Microsoft, PalmSource, the OS division of Palm; Symbian and Nokia are among the other major manufacturers that have made similar announcements.
In addition to making the "hardware and software" blueprint available, RIM will offer consulting services, interoperability testing and a certification program.
By announcing a closer relationship with its chip supplier Analog Devices (ADI), RIM will get entry to ADI's customer base that includes more than 25 handset ODMs.
"ADI has the lion's share of independent handset manufacturers after the majors," said Jim Balsillie, chairman and co-CEO at RIM.
The ADI processor is a single chip design that includes both the digital signal processor for communications and the application processor as well as the Sun JVM. ADI optimised the chip for GSM/GPRS wireless networks, according to Balsillie.
The latest RIM models already support Sun's J2ME. But some developers say the RIM environment is still too restrictive.
"RIM is a great device for doing e-mail, but J2ME is fairly limited for handhelds.
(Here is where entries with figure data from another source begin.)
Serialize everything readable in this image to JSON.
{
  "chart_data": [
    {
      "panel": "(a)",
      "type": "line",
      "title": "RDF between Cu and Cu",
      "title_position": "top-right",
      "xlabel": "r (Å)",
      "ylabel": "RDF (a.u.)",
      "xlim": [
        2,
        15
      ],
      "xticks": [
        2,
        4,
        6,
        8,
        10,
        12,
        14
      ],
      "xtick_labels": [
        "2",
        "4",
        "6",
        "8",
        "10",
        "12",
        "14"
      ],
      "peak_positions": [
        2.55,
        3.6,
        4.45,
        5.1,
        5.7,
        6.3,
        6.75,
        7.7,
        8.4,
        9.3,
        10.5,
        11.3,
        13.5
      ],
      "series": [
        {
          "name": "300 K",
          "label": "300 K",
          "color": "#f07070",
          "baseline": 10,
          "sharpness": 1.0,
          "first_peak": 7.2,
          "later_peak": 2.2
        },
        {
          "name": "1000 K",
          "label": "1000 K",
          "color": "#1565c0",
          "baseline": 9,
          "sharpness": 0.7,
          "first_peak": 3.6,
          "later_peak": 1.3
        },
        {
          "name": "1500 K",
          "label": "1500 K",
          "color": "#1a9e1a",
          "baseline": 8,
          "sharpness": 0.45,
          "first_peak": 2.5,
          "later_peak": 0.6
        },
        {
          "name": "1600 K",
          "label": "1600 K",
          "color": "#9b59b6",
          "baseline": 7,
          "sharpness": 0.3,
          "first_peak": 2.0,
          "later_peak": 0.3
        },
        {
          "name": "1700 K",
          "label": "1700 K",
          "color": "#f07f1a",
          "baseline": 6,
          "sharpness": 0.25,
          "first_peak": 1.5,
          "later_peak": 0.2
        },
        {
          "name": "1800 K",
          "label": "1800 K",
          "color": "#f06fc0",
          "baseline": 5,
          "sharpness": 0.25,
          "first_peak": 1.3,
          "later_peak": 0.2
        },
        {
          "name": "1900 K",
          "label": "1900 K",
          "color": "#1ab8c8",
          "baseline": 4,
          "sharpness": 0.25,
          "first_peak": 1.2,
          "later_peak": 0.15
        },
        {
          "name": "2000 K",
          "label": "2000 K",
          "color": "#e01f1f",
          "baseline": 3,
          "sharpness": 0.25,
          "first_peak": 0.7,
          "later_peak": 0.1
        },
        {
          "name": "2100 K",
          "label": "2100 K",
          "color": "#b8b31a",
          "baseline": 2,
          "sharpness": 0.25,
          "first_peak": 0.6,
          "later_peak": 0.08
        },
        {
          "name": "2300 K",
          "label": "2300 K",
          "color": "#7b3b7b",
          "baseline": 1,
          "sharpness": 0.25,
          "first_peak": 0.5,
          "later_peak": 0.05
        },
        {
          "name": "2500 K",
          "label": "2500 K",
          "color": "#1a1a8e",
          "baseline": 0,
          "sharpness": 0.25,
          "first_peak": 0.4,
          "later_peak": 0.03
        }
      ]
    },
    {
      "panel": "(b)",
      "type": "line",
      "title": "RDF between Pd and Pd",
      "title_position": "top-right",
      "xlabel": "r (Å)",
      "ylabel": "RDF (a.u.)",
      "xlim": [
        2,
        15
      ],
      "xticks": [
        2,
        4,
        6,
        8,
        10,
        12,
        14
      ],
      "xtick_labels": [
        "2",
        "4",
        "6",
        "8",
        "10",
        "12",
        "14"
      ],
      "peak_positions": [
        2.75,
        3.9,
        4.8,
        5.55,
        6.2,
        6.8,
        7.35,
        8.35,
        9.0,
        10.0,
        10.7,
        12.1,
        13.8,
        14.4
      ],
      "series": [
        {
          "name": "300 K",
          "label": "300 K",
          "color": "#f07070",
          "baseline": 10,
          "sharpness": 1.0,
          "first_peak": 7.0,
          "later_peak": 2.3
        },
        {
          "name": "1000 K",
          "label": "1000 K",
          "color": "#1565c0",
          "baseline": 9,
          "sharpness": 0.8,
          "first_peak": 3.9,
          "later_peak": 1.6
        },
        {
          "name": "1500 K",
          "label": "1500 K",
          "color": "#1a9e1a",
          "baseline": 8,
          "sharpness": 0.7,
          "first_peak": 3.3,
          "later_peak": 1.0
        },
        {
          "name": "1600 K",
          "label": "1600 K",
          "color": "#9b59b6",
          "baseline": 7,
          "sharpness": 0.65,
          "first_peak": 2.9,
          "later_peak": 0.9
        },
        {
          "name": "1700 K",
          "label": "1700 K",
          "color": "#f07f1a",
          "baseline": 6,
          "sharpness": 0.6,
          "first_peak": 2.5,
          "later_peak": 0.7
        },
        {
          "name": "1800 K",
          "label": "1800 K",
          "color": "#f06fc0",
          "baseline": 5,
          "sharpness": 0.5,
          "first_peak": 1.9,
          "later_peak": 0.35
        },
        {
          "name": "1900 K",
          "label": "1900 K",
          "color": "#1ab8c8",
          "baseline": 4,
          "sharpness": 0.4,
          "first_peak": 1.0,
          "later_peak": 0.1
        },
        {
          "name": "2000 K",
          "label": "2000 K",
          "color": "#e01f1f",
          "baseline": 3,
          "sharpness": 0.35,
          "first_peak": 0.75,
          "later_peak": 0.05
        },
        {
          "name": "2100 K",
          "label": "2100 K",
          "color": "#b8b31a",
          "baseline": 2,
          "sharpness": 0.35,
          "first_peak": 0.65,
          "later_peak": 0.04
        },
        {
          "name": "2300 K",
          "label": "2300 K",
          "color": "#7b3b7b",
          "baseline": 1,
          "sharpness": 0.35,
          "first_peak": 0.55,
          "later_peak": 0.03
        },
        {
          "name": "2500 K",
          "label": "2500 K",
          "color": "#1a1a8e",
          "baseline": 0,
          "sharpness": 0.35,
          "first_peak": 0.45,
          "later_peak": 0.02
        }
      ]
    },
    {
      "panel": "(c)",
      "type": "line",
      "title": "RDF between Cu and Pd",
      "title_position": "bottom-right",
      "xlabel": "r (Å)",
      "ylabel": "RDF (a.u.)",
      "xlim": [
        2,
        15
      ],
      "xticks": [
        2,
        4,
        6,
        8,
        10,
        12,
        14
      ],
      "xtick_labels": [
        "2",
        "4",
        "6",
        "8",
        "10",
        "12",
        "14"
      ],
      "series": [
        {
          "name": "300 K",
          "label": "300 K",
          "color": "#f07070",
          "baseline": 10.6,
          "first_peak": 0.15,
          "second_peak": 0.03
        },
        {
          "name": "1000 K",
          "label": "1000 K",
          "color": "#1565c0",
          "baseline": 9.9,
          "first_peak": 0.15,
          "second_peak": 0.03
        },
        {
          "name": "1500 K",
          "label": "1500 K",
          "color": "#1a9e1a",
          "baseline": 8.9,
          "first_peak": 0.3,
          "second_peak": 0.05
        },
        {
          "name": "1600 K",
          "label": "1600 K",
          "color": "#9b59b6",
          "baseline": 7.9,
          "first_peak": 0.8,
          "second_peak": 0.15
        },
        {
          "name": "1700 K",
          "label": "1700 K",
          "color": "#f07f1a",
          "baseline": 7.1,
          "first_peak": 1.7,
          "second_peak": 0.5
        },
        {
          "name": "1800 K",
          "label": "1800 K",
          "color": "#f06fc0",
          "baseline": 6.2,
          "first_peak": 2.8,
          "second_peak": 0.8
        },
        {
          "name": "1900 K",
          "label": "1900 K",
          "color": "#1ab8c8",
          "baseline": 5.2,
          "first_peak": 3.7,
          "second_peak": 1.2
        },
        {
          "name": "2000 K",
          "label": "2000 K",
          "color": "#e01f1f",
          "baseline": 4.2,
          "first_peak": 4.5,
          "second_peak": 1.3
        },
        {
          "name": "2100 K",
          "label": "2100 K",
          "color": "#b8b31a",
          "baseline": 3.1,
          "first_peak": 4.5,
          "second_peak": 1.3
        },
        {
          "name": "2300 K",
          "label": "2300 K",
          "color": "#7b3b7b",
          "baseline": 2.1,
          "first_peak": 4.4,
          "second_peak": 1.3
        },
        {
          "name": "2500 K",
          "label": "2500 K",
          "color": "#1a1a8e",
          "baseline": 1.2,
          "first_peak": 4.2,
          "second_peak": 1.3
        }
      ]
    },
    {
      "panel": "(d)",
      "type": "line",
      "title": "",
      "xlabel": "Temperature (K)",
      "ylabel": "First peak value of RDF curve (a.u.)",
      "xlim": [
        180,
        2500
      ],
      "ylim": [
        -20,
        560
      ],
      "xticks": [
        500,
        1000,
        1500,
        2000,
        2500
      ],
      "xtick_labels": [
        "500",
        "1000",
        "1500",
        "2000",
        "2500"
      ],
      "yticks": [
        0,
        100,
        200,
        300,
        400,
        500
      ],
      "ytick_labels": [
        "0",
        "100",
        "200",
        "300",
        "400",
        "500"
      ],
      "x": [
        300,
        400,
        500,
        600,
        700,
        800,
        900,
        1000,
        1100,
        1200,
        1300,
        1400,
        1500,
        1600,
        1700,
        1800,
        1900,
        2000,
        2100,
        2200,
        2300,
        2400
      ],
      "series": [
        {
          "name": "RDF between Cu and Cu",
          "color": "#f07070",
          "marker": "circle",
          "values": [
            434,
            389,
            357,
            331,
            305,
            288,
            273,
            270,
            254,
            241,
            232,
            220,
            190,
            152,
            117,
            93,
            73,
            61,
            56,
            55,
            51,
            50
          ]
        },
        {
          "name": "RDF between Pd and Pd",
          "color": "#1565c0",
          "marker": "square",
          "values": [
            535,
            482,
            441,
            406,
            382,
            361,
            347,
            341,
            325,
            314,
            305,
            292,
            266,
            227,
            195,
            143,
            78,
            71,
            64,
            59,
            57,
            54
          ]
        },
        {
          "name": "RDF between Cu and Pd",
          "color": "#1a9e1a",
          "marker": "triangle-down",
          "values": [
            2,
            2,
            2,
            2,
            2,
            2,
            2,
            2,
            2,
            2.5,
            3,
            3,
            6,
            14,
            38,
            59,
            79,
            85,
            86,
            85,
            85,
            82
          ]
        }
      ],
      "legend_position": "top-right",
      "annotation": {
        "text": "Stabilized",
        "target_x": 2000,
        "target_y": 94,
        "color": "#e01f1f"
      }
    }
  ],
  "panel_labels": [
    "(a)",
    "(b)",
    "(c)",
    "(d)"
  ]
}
It's good for the handset market," said Anthony Meadow, president of Bear River Associates.
But on the handset, J2ME appears to be the platform of choice among most of the major handset manufacturers, as well as the carriers with Nokia, Motorola, AT&T Wireless and Nextel, all announcing support for J2ME as the standard for application development.
With a huge diversity of choice as the handset manufacturers try to please millions of consumers, Balsillie insisted Java is the perfect platform.
"Java virtualises the processor so that developers are writing to a virtual processor that allows them to abstract all operating systems and the hardware that is particular underneath. A virtual machine means I don't care what the OS is or hardware is, just give me a common VM," said Balsillie.
Although Palm offers its OS to handheld and handset manufacturers, the difference is that the Palm OS is a particular implementation and does not allow for the same level of product diversification.
"Sun's Java is a specification, not an implementation. Every [piece of] hardware is different. Sun is a spec and a policeman to make sure you adhere to that spec," Balsillie added.
Nevertheless, RIM is increasingly faced with the fact that as packet-based wireless networks become ubiquitous, the always-on capabilities of the RIM, which first attracted many corporate users, is no longer a differentiator.
In particular, the Palm i705, the Handspring Treo, and the many smart phones with the same e-mail capabilities are now in the market.
Pricing and availability have yet to be announced.